Send the constructed prompt and system instructions to the GenAI language model and receive a generated answer.

In [15]:
def generate_response(system_prompt, user_message, model="gemini-2.0-flash"):
    response = client.models.generate_content(
        model=model,
        config=types.GenerateContentConfig(system_instruction=system_prompt),
        contents=[user_message]
    )
    return response


### Run a Test Query

Test the entire RAG pipeline with a sample question related to chunking.

In [20]:
query = "How do I make a blind hem?"
user_prompt = generate_user_prompt(query)
response = generate_response(system_prompt, user_prompt)

print(f"Question: {query}")
print("Answer:")
print(response.text)


Question: How do I make a blind hem?
Answer:
To make a blind hem, follow these steps based on the provided context:

1.  **Select Blind Hem Stitch:**
    *   Set the Pattern Selector Dial to the blind hem setting, indicated by "M" in the diagram.
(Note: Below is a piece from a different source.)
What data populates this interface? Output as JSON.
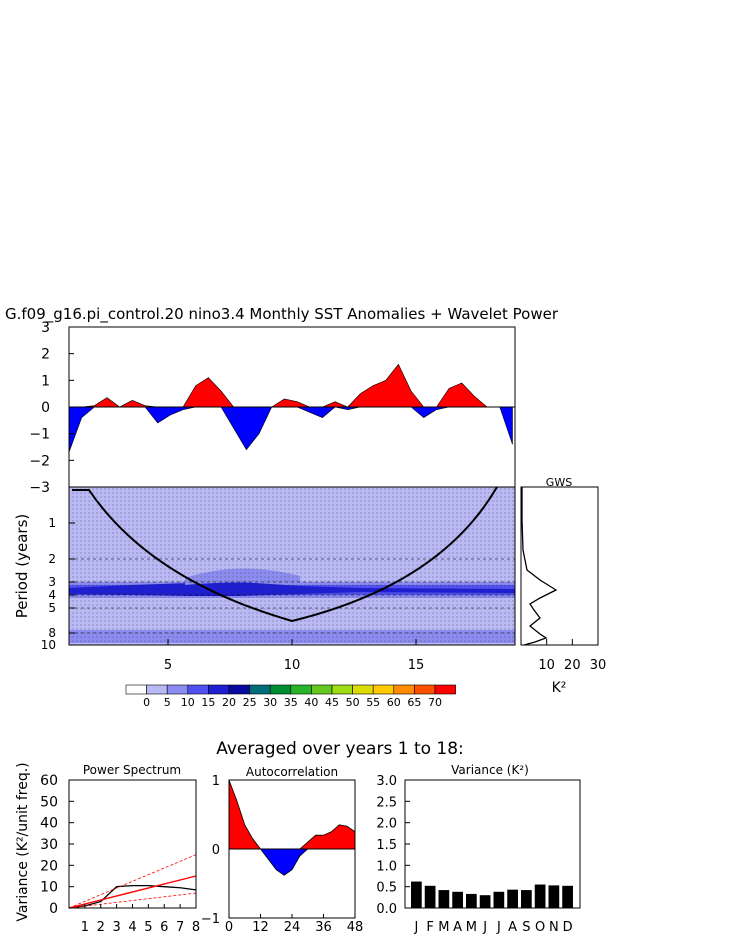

The machine has different settings for firm and stretch fabrics.

2.  **Adjust Stitch Settings:**
    *   Set the Stitch Length Dial within the range shown in the diagram. Blind hems typically use a longer stitch length setting.
    *   Set the Stitch Width Dial appropriately for the fabric weight. Use a narrower stitch for lighter fabrics and a wider stitch for heavier fabrics. Test on a fabric scrap first.

3.  **Prepare the Fabric:**
    *   Turn up the hem to the desired width and press it.
    *   Fold back the hem against the right side of the fabric, leaving the top edge of the hem extending about 7 mm (1/4 inch) to the right side of the folded fabric (as shown in Fig. 1).

4.  **Sew the Hem:**
    *   Start sewing slowly on the fold.
 

### Save and Load Embeddings


In [None]:
# Save sewing machine manual embeddings
df.write_parquet("embeddings.parquet")

**Diskussion**

Modellen kan användas i verkligheten precis med det syftet den skapades - att enkelt lokalisera informatinon i en manual när du sitter med en ny symaskin. Detta kan vara på personnivå, men också på företagsnivå när personal kommer till en ny masin och snabbt behöver lära sig nya inställningar.

En potentiell utmaning är att den är tränad för en specifik modell. Detta är också dess styrka, men för en ny maskin modell behövs alltså en ny modell. Det kan vara en utmaning om ett företag har månag olika maskiner. 

En utvecklingsmölighet, något jag även provade mig på, är att inkludera bilderna från manualen i svaren. Det hade gjort responsen ännu hjälpsammare och tydligare.